Re-stocking of the reserve by private landowners began with the re-introduction of larger mammal species such as giraffe, Blue wildebeest, White rhino, buffalo, Spotted hyena and elephant.
Today there are close to 80 species of mammals in the Pongola Game Reserve. The following animals are most likely to be seen by visitors to the reserve:
African Wild cat
Prior to the reintroduction of the elephant families to the Pongola Game Reserve in 1997, elephant had not roamed free in Pongola since the last recorded sightings of three bulls along the Pongola River in 1897. Today, these highly intelligent ‘grey ghosts’ roam the reserve once again and are the daily focus of the reserve’s elephant monitoring and research study. Telemetric equipment receives a signal from radio transmitter collars fitted to each matriarch and bull, allowing our elephant monitors to track the elephant with greater accuracy.
Zululand is the stronghold of both the Rhinoceros species, and Pongola Game Reserve reintroduced Black Rhino in October 2006 as part of the WWF and KZN Wildlife Black Rhino Range Expansion Project.

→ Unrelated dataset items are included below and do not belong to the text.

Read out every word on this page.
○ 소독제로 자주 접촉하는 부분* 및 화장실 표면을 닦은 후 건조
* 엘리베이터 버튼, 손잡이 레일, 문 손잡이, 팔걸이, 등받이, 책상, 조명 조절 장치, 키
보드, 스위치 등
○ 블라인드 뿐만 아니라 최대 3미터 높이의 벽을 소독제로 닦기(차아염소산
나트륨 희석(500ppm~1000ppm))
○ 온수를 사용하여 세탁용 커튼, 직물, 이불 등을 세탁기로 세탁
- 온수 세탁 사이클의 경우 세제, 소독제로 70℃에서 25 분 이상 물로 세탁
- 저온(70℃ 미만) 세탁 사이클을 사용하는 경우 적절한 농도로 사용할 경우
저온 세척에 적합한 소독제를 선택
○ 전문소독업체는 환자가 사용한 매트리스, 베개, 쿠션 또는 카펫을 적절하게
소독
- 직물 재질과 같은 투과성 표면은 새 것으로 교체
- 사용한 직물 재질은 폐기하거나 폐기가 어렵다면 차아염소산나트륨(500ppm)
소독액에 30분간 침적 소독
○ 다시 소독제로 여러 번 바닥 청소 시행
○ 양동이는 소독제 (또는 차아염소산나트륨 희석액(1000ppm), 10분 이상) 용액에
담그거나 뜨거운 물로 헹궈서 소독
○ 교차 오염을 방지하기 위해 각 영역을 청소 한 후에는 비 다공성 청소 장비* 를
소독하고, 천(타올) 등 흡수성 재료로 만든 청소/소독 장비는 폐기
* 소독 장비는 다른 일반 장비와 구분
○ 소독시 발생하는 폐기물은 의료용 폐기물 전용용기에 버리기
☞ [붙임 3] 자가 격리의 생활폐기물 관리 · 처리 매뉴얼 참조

Prior to the reintroduction of four spotted hyaena to the Pongola Game Reserve in April 2000, one small clan of hyaena was sporadically sighted roaming the reserve. With the lack of larger predators like Lion and Cheetah, the hyaena plays a key role in maintaining biological control in the reserve.
Rising abruptly, across the waters of Lake Jozini to the east, is the Lebombo mountain range, the start of the Great East African Rift valley which extends for 600km northwards until it loses itself in the Limpopo valley towards central Africa. To the eye, the Lebombo Mountains resemble a great wall rising some 600m above the plains with an almost level summit. This summit is about 5km wide and is relatively cool and humidity-free compared with the steamy plains below that forms part of one of the most biodiverse ecosystems in the world. The reserve’s eastern boundary runs along the top of the mountain range.
Pongola Game Reserve generally experiences very hot temperatures on summer days with temperatures cooling down in the late afternoons and evenings. Spectacular electrical storms, usually from the South West, are frequent in the summer months (October to January) and revive the otherwise arid bushveld vegetation. The winter months (June to August) are warm to cool and very dry with an annual rainfall that does not usually exceed 450mm.
Due to the Reserve’s dry climate, it is Malaria free. The Reserve’s low rainfall also allows for beautiful blue skies, many sunshine days and spectacular sunsets while the warm evenings display moonlight skies and incredibly clear galaxies of the Southern Hemisphere.